The NYDN says that on Wednesday night, the Weinstein Company threw a pre-Golden Globes party at Chateau Marmont and The Little Crackie Who Can wasn’t officially invited, but she got in by sneaking through the hotel’s back entrance. That Blohan. She’s like the Lucille Ball of the cokey set. This is just like that episode of I Love Lucy where Lucy got into an A-list Hollywood party by giving a hand and lick job to a catering waiter in exchange for his uniform and tray. LAUGHS! The source puts Blohan’s shenanigans like this:
On Wednesday the Weinstein Company hosted a pre-Globes party at the Chateau Marmont in L.A., and an insider says Lohan snuck in via the hotel’s back entrance. She then “made her way to the entrance for photo ops,” where the Weinstein firm’s Globe nominees, Jean Dujardin and Bérénice Bejo from “The Artist” and Kenneth Branagh and Michelle Williams from “My Week With Marilyn,” were being snapped. Bradley Cooper also showed.

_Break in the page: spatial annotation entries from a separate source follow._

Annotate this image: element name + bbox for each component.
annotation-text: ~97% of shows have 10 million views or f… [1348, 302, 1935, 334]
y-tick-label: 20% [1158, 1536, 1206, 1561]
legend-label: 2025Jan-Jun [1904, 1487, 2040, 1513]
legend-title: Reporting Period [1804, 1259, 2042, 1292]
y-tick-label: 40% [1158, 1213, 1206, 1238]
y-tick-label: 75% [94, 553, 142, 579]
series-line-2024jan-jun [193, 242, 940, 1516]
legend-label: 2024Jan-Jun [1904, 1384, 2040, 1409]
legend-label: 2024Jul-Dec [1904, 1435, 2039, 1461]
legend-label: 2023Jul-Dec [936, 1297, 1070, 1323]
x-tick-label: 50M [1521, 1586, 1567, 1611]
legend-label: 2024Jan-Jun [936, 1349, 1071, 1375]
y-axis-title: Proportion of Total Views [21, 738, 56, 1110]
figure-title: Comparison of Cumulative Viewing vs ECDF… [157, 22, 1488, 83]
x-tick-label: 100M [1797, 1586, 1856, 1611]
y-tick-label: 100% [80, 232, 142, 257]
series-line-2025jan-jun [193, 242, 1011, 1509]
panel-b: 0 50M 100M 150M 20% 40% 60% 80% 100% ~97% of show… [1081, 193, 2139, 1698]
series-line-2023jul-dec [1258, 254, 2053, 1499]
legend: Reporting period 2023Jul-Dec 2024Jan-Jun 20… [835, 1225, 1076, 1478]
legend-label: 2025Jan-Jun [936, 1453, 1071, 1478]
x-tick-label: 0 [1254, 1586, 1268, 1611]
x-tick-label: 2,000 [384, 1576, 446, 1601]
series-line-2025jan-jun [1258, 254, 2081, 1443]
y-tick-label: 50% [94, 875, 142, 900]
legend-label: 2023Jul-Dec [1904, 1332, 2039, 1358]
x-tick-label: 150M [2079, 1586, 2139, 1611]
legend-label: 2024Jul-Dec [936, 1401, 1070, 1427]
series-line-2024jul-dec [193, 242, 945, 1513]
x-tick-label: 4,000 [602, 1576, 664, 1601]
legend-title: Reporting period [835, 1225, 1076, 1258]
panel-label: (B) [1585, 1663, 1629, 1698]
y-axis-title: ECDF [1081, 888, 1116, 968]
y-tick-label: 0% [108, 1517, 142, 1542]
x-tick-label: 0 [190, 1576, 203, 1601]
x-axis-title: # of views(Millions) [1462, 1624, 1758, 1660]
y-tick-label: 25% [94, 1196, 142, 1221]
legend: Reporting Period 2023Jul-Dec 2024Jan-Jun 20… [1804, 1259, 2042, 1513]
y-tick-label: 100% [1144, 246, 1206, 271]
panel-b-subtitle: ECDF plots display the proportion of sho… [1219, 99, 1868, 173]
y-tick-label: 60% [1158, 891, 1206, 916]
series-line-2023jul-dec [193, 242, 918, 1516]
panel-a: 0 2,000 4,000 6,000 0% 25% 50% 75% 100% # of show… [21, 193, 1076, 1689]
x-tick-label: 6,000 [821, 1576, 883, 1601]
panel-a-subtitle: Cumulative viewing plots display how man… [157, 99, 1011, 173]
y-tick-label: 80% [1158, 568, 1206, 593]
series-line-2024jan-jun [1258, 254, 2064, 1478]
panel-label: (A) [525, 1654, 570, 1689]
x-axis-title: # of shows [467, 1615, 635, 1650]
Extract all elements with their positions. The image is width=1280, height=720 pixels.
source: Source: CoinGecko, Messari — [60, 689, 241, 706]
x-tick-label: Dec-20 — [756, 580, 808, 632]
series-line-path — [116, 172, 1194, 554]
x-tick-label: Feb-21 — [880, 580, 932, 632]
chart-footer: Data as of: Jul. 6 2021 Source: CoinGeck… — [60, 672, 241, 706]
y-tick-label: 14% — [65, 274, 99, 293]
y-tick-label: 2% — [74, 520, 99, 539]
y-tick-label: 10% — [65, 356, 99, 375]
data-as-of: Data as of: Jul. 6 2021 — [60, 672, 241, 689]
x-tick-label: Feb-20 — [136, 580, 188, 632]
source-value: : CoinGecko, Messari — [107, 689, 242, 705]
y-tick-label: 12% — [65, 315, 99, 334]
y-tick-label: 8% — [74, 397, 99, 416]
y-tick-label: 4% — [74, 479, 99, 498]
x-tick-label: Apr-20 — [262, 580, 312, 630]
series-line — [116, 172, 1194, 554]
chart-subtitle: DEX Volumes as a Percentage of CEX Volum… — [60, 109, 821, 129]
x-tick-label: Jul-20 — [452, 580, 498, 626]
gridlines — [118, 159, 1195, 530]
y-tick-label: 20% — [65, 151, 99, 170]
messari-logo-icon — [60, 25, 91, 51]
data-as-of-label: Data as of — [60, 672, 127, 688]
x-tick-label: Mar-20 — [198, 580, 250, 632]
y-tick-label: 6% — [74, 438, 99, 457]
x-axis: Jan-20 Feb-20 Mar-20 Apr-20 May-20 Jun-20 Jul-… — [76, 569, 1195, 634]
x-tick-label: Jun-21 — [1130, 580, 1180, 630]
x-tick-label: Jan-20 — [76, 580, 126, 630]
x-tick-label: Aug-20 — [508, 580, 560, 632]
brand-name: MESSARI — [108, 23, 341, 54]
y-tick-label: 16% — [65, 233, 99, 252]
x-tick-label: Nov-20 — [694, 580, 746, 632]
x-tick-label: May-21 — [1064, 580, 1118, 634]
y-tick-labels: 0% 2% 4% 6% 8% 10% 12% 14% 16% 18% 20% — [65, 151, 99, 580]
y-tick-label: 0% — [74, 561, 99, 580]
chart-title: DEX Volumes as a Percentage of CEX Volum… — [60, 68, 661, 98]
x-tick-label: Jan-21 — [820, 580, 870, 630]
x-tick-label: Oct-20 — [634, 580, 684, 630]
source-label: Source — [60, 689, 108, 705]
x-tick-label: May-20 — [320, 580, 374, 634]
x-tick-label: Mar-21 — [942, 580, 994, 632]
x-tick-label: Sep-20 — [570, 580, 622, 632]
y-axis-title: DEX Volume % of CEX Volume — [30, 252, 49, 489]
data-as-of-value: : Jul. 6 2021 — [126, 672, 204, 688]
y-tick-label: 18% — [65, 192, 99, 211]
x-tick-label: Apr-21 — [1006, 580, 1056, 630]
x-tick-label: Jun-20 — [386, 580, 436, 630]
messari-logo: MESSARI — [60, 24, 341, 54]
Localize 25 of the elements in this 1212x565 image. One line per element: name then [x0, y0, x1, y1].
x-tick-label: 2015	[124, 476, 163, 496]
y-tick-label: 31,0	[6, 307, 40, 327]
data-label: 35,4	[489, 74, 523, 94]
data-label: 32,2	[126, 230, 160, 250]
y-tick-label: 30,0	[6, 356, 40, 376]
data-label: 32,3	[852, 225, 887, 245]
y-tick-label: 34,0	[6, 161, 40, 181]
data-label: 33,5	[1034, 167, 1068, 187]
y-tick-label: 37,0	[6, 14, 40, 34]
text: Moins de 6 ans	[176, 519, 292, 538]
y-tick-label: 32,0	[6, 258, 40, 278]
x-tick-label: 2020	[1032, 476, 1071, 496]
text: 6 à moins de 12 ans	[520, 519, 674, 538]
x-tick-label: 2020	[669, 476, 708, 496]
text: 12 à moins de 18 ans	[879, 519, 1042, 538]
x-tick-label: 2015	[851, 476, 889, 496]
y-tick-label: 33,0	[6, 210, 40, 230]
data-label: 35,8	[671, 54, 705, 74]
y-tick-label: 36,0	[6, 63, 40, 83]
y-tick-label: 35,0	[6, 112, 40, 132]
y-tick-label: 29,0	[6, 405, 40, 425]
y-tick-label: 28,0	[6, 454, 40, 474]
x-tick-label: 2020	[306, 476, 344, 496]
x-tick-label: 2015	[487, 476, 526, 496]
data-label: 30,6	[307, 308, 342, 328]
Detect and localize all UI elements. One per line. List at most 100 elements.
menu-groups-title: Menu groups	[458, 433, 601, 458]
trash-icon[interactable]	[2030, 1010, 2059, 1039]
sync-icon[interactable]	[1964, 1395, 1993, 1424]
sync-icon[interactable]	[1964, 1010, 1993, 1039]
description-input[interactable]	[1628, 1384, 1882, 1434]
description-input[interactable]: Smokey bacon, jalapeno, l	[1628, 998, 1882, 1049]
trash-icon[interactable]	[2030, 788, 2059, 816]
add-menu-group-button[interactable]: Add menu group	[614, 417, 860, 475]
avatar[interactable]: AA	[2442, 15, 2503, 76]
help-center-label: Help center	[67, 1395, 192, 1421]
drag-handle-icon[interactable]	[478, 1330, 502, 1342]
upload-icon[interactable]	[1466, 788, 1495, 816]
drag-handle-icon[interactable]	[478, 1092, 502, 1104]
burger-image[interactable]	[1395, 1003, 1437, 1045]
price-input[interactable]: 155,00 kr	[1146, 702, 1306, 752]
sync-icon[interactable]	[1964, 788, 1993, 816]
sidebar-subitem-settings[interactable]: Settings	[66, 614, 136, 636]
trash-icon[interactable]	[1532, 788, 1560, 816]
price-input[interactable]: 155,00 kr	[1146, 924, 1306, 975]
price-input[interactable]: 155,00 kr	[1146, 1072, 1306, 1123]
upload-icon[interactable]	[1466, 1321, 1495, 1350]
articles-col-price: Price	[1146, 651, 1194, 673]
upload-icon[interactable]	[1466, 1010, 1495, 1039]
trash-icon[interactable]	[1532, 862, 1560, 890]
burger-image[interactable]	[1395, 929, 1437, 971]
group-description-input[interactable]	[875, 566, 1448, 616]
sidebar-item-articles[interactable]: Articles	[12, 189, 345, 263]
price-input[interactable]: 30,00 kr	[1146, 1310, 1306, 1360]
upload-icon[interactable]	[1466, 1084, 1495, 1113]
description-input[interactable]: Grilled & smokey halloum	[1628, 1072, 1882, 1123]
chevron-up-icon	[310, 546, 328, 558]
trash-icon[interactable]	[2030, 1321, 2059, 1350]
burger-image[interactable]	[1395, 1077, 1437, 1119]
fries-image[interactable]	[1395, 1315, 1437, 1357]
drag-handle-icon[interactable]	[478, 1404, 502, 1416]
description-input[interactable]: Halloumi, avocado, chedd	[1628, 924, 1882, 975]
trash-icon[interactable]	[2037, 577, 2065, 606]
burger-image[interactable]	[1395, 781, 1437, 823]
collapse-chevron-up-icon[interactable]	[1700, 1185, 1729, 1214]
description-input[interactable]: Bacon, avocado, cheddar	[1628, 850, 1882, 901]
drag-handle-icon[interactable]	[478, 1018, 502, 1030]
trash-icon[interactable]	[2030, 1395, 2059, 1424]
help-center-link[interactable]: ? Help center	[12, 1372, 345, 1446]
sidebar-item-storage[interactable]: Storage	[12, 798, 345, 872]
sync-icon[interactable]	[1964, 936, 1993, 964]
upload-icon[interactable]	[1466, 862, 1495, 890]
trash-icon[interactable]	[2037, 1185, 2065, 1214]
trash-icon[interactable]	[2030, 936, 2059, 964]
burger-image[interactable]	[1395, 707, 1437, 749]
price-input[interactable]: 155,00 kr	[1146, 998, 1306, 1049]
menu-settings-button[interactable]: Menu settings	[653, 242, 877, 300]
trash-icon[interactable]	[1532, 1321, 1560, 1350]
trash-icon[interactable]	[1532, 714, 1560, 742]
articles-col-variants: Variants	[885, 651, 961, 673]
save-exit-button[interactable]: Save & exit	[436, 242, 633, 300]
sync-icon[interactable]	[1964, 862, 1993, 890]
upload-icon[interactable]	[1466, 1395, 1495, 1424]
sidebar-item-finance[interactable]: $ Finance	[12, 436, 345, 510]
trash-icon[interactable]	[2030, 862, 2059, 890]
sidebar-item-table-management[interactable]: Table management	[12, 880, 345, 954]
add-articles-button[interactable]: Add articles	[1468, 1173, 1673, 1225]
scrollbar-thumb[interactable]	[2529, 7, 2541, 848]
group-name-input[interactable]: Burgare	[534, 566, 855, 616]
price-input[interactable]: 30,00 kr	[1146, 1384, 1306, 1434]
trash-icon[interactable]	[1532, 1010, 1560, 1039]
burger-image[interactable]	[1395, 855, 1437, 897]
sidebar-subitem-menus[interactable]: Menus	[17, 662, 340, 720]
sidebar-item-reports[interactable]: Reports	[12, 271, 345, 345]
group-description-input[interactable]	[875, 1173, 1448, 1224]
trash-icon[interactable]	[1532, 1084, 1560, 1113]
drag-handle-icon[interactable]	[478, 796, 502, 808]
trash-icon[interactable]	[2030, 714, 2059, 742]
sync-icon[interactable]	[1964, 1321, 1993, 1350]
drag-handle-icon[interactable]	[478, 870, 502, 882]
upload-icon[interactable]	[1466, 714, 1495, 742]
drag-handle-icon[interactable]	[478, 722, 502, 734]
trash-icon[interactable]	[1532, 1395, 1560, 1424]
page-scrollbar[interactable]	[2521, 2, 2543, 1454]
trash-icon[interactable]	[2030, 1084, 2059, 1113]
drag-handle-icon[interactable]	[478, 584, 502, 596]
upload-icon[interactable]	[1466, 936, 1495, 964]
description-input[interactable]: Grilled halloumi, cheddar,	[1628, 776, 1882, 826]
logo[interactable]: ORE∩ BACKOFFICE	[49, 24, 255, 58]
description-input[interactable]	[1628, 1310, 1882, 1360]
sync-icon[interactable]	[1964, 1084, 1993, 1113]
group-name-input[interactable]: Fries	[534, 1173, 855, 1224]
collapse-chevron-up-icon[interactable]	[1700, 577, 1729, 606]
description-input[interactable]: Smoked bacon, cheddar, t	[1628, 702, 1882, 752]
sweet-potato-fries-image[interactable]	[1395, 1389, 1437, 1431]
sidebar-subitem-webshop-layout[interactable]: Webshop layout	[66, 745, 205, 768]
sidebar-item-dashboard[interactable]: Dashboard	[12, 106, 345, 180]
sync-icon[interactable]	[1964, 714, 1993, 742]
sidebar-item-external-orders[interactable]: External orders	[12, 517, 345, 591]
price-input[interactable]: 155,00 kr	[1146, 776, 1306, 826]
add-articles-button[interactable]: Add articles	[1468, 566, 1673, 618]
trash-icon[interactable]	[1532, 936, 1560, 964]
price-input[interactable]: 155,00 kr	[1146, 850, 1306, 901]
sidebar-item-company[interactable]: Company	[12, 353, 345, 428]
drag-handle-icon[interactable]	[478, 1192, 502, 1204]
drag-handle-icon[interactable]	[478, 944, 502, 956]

You really sort of have to hand to this bitch. She has zero dignity to speak of, shame isn’t her friend and her “give a fuck place” in her brain has pretty much been eaten away by brown kitty litter she thought was coke in the raw. With those kind of attributes, why is she not running for the GOP nomination?! I’d vote for her, because then every cop car would have a stocked mini bar in its backseat and “F U” would count as a plea in a court of law.
Here’s Blohan at another Weinstein party last night giving us “Old Lady from Drag Me To Hell” chic and working every inch of that prolapsed rectum on her mouth. I bet when LiLo blew that air kiss, every cokehead started sniffing the air hoping that some of that shit in her nose made its way out too. Snort it while you can!